【大紀元日本8月16日】中国当局の江沢民元主席の息子・江綿恒と、その腹心、身辺警護を担当した中央警衛局の由喜貴・局長は、今秋に開会される予定の中国共産党第17回全国代表大会(以下、党大会)の代表に選出されなかった。国外の中国問題の専門家はこの問題に分析と見解を示している。ロイターは内部情報筋の話を引用、政権内部の権力争いを報じた。
中国軍部が公表した今回の党大会に参加する軍関係者296人の代表のうち、江沢民の腹心、中央警衛局の由喜貴・局長の名前はない。
今年、ガンで亡くなった「上海派」の重要メンバー黄菊の秘書が汚職問題で取調べを受けていることや、「上海派」のもう1人の重要メンバー、上海市元トップ・陳良宇は、共産党員の除籍、公職剥奪の処分に処せられ、司法審理を受けていることに加え、今回の江沢民身辺の最も重要な人物、前述の2人が党大会の代表に選ばれなかったことから、「中国当局の現最高指導者である胡錦濤・主席が党大会を前に、一層政権内における地位と力量を強化した」との見方が強い。
由喜貴は1989年、江沢民について上海から中央最高指導部に入りし、江沢民の腹心とも言われている。2002年の第16回党大会では、中央候補委員に選ばれた。
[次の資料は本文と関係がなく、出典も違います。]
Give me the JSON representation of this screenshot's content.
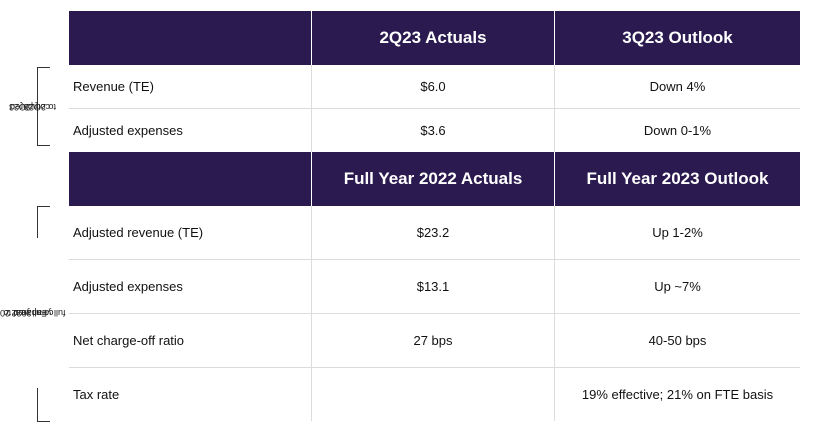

また、胡錦濤・主席は、江沢民・元主席に代わって、2002年の第16回党大会で、中共総書記の座に就き、2003年は国家主席に、2004年は軍のトップ・中央軍事委員会の主席になった。
中国問題の専門家は、いまの中国当局内部の胡錦濤と江沢民による権力闘争は、大規模な争いに転化する可能性はあまりないとみている。
米国政府のシンクタンクであるブルッキングス研究所のベテラン研究員・黄靖氏は、「陳良宇の国外逃亡した息子がマレーシアで逮捕され、自供したことで、陳の犯罪事実を裏付ける最も重要な証拠を提供した。すると、これまでに陳を庇護し続けてきた江沢民の側近である賈慶林、曾慶紅と江沢民本人も、完全に勢いを失った」と分析、このような背景において、江沢民は今回の第17回党大会の代表選びと、重要人事の任命に口出しできなくなったとの見方を示した。
一方、ロイター通信は、「中国共産党政権内部の権力闘争で、江沢民が率いる『上海派』の権力がさらに削減される証」と報じ、中国当局内部の匿名情報提供者の話を引用し、「由喜貴は、第17回党大会の中央委員になるのは絶望的で、閉会後に、中央警衛局の局長の座に引き続き留まるのは不可能」と報じた。今年上半期では、胡錦濤主席は、由喜貴を中央警衛局局長から更迭する予定だったが、政権内部の江沢民の残存勢力が、留任を強く要求したため、それに応じることになったという。